La piraterie somalienne a-t-elle une dimension religieuse ?

Ce n’est pas certain ; à tout le moins, il n’en existe pas de preuve évidente aujourd’hui. Lorsque la Somalie a été aux mains des tribunaux islamiques, la piraterie a été réprimée plus sévèrement. Mais on ne peut exclure que le produit de certaines attaques en mer, l’argent tiré du pillage des navires commerciaux, des rançons d’otages, des trafics qui se greffent sur la piraterie (drogue, armes, traite des êtres humains) soient  » recyclés  » dans des réseaux nébuleux et finissent pour partie à contribuer au financement d’organisations terroristes.

Dans son rapport au Conseil de sécurité de l’ONU, en janvier dernier, Jack Lang affirmait qu’une douzaine de chefs de clan étaient derrière ces attaques.
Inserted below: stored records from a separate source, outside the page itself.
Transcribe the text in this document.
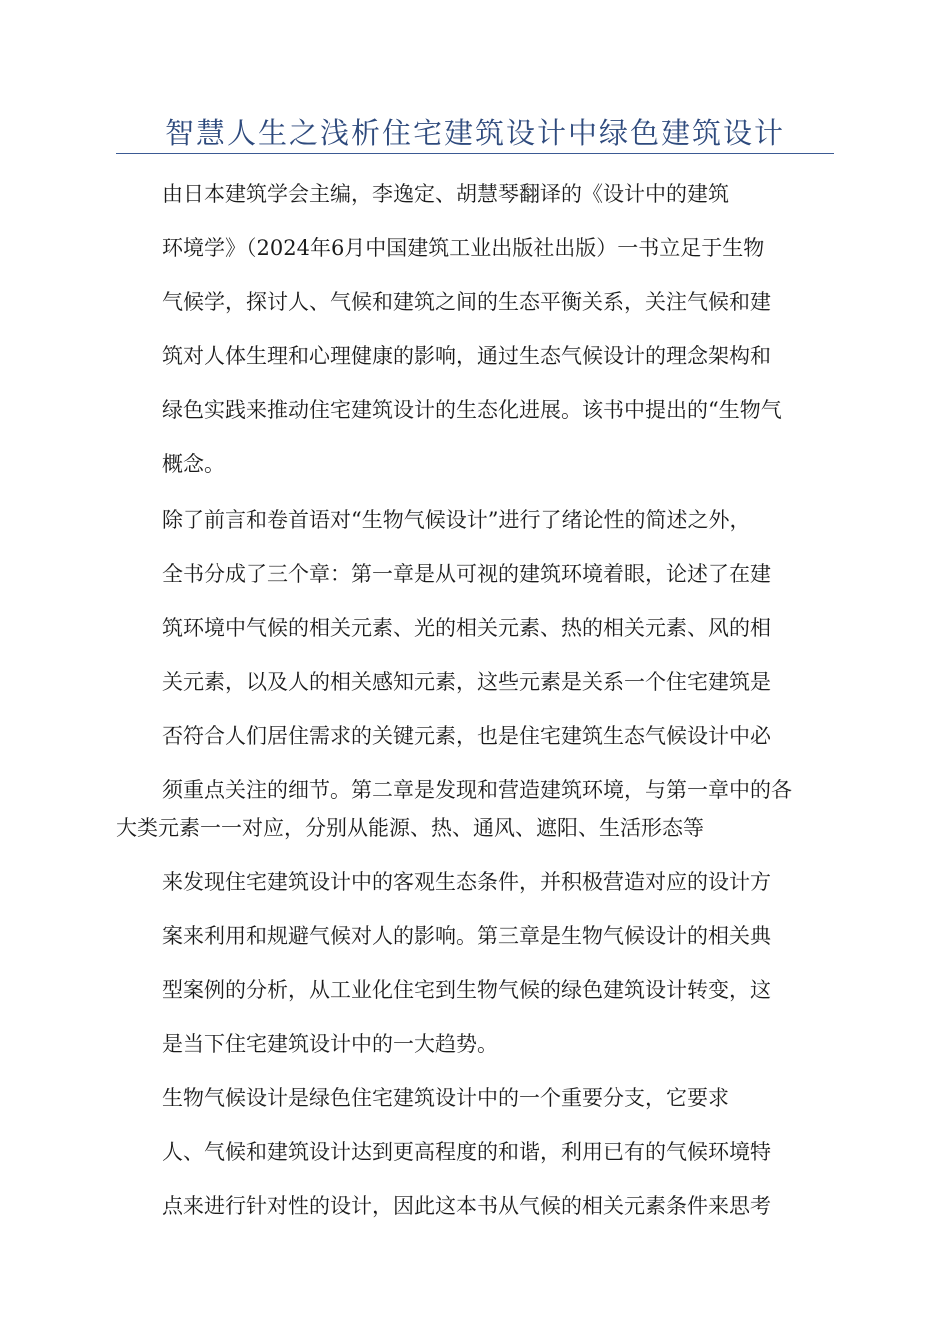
智慧人生之浅析住宅建筑设计中绿色建筑设计
由日本建筑学会主编，李逸定、胡慧琴翻译的《设计中的建筑
环境学》（2024年6月中国建筑工业出版社出版）一书立足于生物
气候学，探讨人、气候和建筑之间的生态平衡关系，关注气候和建
筑对人体生理和心理健康的影响，通过生态气候设计的理念架构和
绿色实践来推动住宅建筑设计的生态化进展。该书中提出的“生物气
概念。
除了前言和卷首语对“生物气候设计”进行了绪论性的简述之外，
全书分成了三个章：第一章是从可视的建筑环境着眼，论述了在建
筑环境中气候的相关元素、光的相关元素、热的相关元素、风的相
关元素，以及人的相关感知元素，这些元素是关系一个住宅建筑是
否符合人们居住需求的关键元素，也是住宅建筑生态气候设计中必
须重点关注的细节。第二章是发现和营造建筑环境，与第一章中的各
大类元素一一对应，分别从能源、热、通风、遮阳、生活形态等
来发现住宅建筑设计中的客观生态条件，并积极营造对应的设计方
案来利用和规避气候对人的影响。第三章是生物气候设计的相关典
型案例的分析，从工业化住宅到生物气候的绿色建筑设计转变，这
是当下住宅建筑设计中的一大趋势。
生物气候设计是绿色住宅建筑设计中的一个重要分支，它要求
人、气候和建筑设计达到更高程度的和谐，利用已有的气候环境特
点来进行针对性的设计，因此这本书从气候的相关元素条件来思考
De fait, si les commanditaires sont connus, pourquoi n’entreprend-on rien contre eux ?

Encore faut-il en apporter la preuve ! Ils forment une espèce de maillage très complexe sans contacts faciles à établir entre les niveaux intermédiaires. Cela n’aide pas l’accusation, d’autant qu’ils détiennent encore des otages (NDLR : 420 selon un récent rapport international) dont la vie pourrait être mise en danger. On en revient toujours au même point : il faut que les Somaliens, avec une aide internationale et régionale, reconstruisent leur Etat et soient en mesure de juger les pirates, dans le respect de règles de droit acceptables. Le travail à réaliser en amont est considérable, y compris sur les mentalités. Ainsi, quand des pirates sont arrêtés, ils s’attendent à être passés par les armes et témoignent parfois d’une incompréhension par rapport à ces gens qui les déposent vivants sur les côtes… Les Occidentaux ne peuvent pas réaliser, seuls, ce travail sur les mentalités. Même les pays de la Ligue arabe ne sont pas toujours bien acceptés en Somalie. Ma conclusion : il faut une coopération locale sur le terrain, impliquant fortement des pays d’Afrique noire.